Responding to the report, a spokesperson from LastPass says the company gathers limited data “about how LastPass is used” to help it “improve and optimize the product.” Importantly, LastPass tells The Register that “no sensitive personally identifiable user data or vault activity could be passed through these trackers,” and users can opt out of the analytics in the Privacy section of the Advanced Settings menu.

LastPass’s trackers include four from Google which handle analytics and crash reporting, as well as one from a company called Segment, which reportedly gathers data for marketing teams. Kuketz analyzed the data being transmitted and found it included information about the smartphone’s make and model, as well as information about whether a user has biometric security enabled. Even if the data transmitted isn’t personally identifiable, just integrating this third-party code in the first place introduces the potential for security vulnerabilities, according to Kuketz.

“If you actually use LastPass, I recommend changing the password manager,” wrote Kuketz (via machine translation). “There are solutions that do not permanently send data to third parties and record user behavior.”

LastPass isn’t the only password manager to include trackers like this, but it appears to have more than many popular competitors.
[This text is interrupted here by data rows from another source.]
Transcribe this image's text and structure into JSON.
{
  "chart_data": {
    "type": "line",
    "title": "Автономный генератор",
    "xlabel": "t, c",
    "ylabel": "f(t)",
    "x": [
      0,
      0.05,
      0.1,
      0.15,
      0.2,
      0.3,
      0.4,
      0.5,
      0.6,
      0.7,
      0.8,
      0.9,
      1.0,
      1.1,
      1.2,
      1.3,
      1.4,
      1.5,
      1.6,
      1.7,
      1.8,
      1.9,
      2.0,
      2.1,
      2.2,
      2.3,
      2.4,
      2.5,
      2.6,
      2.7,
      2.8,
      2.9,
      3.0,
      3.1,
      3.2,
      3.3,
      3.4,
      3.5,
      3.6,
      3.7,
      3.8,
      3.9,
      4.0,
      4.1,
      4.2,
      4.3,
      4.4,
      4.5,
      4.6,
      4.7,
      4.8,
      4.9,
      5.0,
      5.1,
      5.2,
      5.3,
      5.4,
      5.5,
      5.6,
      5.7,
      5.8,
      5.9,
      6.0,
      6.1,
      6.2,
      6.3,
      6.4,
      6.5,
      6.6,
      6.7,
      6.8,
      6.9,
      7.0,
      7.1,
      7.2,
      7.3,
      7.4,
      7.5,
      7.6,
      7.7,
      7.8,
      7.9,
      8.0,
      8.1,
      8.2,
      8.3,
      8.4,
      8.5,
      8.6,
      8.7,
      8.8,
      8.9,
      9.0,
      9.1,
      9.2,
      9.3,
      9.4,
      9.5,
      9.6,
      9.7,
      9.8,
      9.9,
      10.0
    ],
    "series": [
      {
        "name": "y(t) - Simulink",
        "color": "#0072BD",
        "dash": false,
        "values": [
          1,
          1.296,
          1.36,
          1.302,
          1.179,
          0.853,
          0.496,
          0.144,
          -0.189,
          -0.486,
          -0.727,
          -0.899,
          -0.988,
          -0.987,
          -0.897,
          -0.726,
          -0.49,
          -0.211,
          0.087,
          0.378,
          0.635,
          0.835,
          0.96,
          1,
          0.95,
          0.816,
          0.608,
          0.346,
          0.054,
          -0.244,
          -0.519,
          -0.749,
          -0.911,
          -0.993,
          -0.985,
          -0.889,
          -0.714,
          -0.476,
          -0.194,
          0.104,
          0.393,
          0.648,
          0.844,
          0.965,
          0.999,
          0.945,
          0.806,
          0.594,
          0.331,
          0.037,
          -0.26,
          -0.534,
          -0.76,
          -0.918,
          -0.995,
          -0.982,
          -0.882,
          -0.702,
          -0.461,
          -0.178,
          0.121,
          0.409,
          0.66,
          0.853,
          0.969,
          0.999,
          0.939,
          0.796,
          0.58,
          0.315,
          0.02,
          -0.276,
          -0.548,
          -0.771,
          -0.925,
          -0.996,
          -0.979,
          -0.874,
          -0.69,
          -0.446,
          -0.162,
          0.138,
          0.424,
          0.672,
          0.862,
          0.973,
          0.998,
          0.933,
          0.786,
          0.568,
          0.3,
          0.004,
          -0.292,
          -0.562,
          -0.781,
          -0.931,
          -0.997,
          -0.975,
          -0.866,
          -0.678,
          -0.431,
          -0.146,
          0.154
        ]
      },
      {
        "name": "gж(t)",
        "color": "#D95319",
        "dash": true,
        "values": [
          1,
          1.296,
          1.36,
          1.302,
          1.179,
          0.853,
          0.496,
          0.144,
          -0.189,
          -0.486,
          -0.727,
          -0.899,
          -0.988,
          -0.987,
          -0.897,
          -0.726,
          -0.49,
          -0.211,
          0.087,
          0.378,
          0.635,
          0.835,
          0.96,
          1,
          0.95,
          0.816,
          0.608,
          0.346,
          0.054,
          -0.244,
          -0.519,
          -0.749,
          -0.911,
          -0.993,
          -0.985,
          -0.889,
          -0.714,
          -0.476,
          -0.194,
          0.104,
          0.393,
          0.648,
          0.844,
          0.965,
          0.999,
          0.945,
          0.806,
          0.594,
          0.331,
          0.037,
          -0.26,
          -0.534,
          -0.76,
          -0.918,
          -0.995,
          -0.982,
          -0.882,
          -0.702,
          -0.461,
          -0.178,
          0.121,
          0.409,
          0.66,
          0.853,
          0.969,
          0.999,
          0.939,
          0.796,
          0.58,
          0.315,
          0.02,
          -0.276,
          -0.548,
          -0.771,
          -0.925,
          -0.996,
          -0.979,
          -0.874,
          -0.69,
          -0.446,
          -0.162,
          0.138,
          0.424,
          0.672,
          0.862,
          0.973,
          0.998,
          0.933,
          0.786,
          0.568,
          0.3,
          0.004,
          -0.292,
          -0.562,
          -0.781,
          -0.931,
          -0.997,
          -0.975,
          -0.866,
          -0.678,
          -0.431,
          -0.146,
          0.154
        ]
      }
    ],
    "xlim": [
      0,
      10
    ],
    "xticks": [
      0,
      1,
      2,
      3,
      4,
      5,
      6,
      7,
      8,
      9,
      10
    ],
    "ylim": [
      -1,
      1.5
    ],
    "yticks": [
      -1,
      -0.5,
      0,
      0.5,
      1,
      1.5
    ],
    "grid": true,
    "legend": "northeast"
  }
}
Free alternative Bitwarden has just two according to Exodus Privacy, while RoboForm and Dashlane have four, and 1Password has none.

The report comes on the heels of LastPass’s announcement to severely limit functionality in its free tier. While free users are currently able to store an unlimited number of passwords across devices without limitation, soon they’ll have to pick one category of devices to view and manage their passwords on — “Mobile” or “Computer” — unless they want to pay for the service. The changes will come into effect on March 16th.